January 1, 2001
11:24 AM   Subscribe

Aaargh! They're considering adding AOL to the Dow!
posted by Steven Den Beste (9 comments total)
When I was a kid, the Dow was referred to as the "thirty industrials". Now it includes "industrials" like Disney and Phillip Morris (not to mention Microsoft)...
posted by Steven Den Beste at 11:27 AM on January 1, 2001

While AOL doth sucketh, it's also about to become an enormous megacorporation, running the gamut from net services to television stations to a slew of magazines. It seems that the DJIA wants to be just a tad more trendy.
posted by hijinx at 12:12 PM on January 1, 2001

Of course, I don't understand the Dow at all. It's supposed to be a decent representation of how the NYSE does on any given day (or over any other time period), but now that they added a Nasdaq stock to it (Microsoft), things get confusing. Is it just me?
posted by delfuego at 1:11 PM on January 1, 2001

Actually, the DJIA is supposed to represent the overall trend of the market, not of the NYSE in particular. It's just that for many years "the market" and "the NYSE" were almost synonymous/
posted by ffmike at 1:25 PM on January 1, 2001

If, as they say, Kodak is taken off the Dow, it will likely cause a severe drop in their stock price, even though it has no real bearing on the company's profitability.
posted by Potsy at 3:08 PM on January 1, 2001

The reason is that there are a lot of "index funds" which simply buy the stocks in a given index in the proper proportion so that they will go up and down the same way the index does. If a given company is removed from an index, then those funds will all sell its stock and instead acquire the stock of the company that replaces it.

Equally, when a company is added to an index, its stock will sometimes rise for the same reason. The company I used to work for was added to the S&P 500, and it sought and was granted permission from its stockholders to issue a lot of new stock simply to cover all the index funds which would be expected to buy on the changeover. The stock did rise a little, but the company was the big winner since it got to sell a whole bunch of new stock -- for real money.

posted by Steven Den Beste at 4:06 PM on January 1, 2001

I think it's just you, Jason. The one thing that's changed, perhaps, is that the name "industrial average" no longer applies -- but it has 105 years of brand equity! I think that "blue chips" is a better descriptor.

The index has value in that you can see money moving into or out of these blue chip stocks across broad changes in the market. But mainly it's a marketing tool for Dow. (See the extensive backgrounder they have.) They don't have a responsibility to "reflect the NYSE", if anything, they compete with it. Their only responsibility is to keep the Dow index quoted widely.
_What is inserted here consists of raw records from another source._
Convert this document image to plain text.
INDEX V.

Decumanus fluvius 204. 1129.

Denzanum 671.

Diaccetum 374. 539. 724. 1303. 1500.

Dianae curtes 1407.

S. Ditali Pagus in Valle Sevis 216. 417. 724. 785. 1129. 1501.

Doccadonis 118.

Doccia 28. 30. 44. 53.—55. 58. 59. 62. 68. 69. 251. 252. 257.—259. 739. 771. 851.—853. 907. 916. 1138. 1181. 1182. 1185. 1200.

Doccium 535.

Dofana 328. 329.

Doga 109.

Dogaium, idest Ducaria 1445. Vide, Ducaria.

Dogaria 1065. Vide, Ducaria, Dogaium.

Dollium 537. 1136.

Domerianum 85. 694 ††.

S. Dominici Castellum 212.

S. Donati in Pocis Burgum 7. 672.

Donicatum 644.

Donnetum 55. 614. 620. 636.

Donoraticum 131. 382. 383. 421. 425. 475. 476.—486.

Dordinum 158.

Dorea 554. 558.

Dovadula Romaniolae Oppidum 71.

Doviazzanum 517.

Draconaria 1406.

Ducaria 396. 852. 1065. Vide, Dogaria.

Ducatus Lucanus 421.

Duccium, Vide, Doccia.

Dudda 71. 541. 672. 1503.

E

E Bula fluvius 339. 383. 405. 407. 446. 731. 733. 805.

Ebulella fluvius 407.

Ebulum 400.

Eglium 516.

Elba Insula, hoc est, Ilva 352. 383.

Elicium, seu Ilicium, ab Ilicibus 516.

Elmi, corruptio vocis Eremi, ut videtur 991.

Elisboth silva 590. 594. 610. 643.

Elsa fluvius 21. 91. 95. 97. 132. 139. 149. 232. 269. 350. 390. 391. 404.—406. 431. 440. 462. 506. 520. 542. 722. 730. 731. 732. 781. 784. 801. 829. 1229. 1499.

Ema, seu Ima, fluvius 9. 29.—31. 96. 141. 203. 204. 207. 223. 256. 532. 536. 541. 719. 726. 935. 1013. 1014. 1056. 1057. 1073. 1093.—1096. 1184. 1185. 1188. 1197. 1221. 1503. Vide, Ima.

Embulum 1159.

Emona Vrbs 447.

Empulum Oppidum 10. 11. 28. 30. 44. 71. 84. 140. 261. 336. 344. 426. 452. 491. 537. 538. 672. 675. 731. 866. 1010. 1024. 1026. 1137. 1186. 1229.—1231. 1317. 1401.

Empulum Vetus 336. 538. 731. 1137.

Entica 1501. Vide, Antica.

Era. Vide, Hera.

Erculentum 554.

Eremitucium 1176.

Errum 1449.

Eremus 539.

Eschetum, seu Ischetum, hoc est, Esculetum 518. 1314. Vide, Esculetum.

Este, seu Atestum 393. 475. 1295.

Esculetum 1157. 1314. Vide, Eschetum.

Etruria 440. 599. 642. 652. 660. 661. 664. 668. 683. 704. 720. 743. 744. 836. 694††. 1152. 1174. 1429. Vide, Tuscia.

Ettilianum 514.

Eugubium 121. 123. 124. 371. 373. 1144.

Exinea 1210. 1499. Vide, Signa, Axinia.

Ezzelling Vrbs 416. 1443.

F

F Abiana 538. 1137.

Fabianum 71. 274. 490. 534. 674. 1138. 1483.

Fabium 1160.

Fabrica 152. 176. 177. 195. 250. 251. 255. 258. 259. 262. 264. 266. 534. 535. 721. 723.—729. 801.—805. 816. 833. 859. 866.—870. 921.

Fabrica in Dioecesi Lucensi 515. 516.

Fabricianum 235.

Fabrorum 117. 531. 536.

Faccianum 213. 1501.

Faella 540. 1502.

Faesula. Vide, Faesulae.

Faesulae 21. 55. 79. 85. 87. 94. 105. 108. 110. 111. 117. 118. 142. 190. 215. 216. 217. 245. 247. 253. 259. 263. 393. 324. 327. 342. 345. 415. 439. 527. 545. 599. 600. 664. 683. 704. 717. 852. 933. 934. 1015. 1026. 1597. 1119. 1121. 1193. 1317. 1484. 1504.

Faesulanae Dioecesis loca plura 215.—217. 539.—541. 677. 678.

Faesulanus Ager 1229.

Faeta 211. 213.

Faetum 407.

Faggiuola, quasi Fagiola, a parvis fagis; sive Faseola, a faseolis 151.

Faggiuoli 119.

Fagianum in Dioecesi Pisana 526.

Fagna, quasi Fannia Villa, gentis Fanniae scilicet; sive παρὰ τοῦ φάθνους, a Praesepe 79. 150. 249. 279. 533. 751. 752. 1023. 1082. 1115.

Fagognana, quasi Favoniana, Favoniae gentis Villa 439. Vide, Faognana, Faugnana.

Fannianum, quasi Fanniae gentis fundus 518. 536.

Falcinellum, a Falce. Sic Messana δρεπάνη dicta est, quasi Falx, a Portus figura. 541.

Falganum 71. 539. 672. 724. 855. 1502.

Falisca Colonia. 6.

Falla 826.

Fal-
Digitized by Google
It changed long ago to include retailers like Sears, banking institutions like J.P. Morgan and Citigroup, and now technology and media companies like Microsoft, Disney, and AOL.

They've been concerned about their "trendiness" for about a decade, making several changes [really not a good chart] in the last few years, to the disappointment of a number of stocks that had still basked in the reflected glow of being on the DJIA despite major earnings doldrums.
posted by dhartung at 5:40 PM on January 1, 2001

The Dow never had a non-NYSE company on it until they added Microsoft and Intel in 1999. It just got to the point where they become such important and widely-held companies that they deserved to be on there more than the companies they knocked off. And I think they finagled some way to institute limited trading of INTC and MSFT on the NYSE anyway, even though they're still mainly Nasdaq stocks. (And they can always apply to move to the NYSE, if they wish.)

As to how good the Dow is as a representation of the market as a whole, the answer is: Not a lot. It does usually match the trend of the market, but not with any exactitude; roughly 80-85% I'd say. For that, you want something like the Wilshire 5000 Total Market Index. What the Dow is best at is showing the current trend compared to the history of the Dow. And since the Dow is what most people have followed all their lives, it is probably the best way for them to get a quick-fix on the general direction of things.

But the Dow certainly can get completely out of line with the rest of the market in the short-term. I remember a few months ago when some Dow component - I think it was Intel, but I don't remember for sure - announced bad earnings the night before, and immediately upon the first trade of that stock, the Dow plunged something like 480 points. Even though all the other stocks in the Dow had barely moved at all. (It came back pretty quickly though; definitely a buying opportunity there.)
posted by aaron at 11:13 PM on January 1, 2001

The Dow isn't balanced, which is one reason that happens. Other indexes, newer ones, tend to weight the various components based on market cap.

aaron had a good point there -- it wasn't until recently that companies as important as Microsoft or Cisco kept themselves off a major exchange.